A recent Center for Talent Innovation study titled “Harnessing the Power of the Purse” shows 30% of American women holding $1 million or more in assets don’t have a financial advisor. Of those who do, more than half told the survey that they felt misunderstood by advisors.

That suggests advisors need to change the way they handle their female prospects and clients, says Andrea Turner Moffitt, co-author of the study and senior vice president at the Center for Talent Innovation.

“Obviously, the idea of building trust is nothing new,” she says. “It’s how you actually execute it that’s important.”

She offers a few suggestions for advisors looking to forge better connections with female investors.

1. Understand the different women's markets.

Yes, women are in control of a huge, unmanaged purse -- but not all women are the same. Female investors tend to fall into three groups: self-created, spouse-created and inherited, Turner Moffitt says,  and advisors need to understand that not all their needs are the same.

For example, the study showed women who have inherited or spouse-created wealth are more likely than female wealth creators to be concerned about their financial security and independence.

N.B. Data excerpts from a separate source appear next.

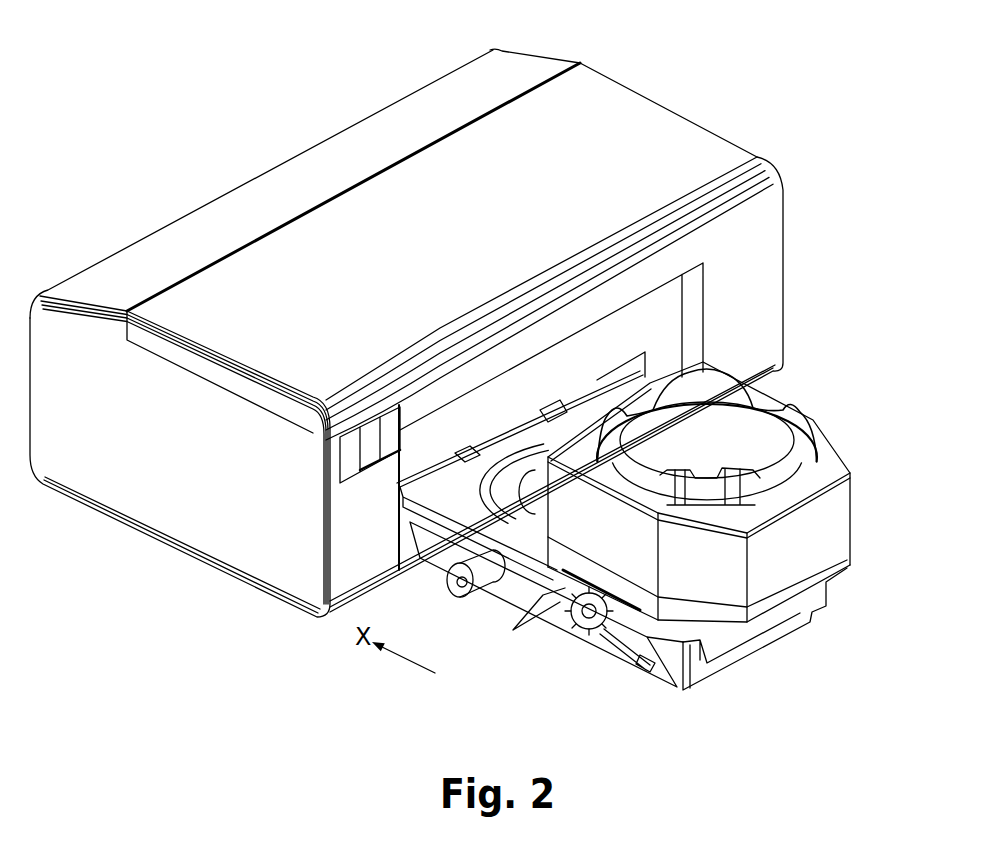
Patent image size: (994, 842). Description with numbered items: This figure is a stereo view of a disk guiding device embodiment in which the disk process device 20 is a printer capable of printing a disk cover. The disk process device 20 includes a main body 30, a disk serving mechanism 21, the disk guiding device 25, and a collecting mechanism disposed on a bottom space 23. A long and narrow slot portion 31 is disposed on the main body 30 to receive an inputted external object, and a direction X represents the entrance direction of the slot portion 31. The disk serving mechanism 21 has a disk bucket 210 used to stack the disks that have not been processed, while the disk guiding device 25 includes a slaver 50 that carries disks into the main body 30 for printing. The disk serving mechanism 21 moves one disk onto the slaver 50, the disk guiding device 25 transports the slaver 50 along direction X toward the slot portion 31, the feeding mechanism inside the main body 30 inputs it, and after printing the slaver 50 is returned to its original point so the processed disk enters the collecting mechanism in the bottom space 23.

The disk process device 20 is at (753, 82).
The main body 30 is at (203, 222).
The slot portion 31 is at (403, 495).
The slaver 50 is at (456, 487).
The disk bucket 210 is at (845, 512).
The disk serving mechanism 21 is at (778, 446).
The disk guiding device 25 is at (748, 666).
The bottom space 23 is at (540, 598).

“Advisors need to be somewhat honest with themselves about unconscious and conscious biases and that they exist. It’s important not to come to the conversation with assumptions and really take the time to gain an understanding of unique perspectives.” Turner-Moffitt said. “What can advisors do about the discovery process so that the female investor feels understood?”


2. Find out what wealth means to your client.

The study found that women look to wealth to provide financial security and independence, as well as a “larger basket of goods.”

For example, U.S. women with self-created wealth are 67% more likely than men to see their wealth as an opportunity for greater career latitude.

Finding out what a client wants to gain from wealth is a great way to start a conversation.

“Advisors should invite women to understand their own identities as financial investors,” says Turner Moffitt.  “Sometimes clients don’t even know what their priorities are. I think advisors can take a role of expanding the perspective.”

3. Prioritize outcomes over income.

Because female investors seek results beyond financial returns, advisors should focus decision-making processes primarily around outcomes, rather than income.

"A lot of times, conversations get stuck in product-based discussions," says Turner Moffitt. Instead, she says, advisors should structure conversations around case studies and stories.

"It's important that advisors are really taking the time to get clarity ... and help the [female] client find [her] financial identity," she adds.  “Product and performance are the underlying building blocks, but there needs to be a greater focus on the outcomes.”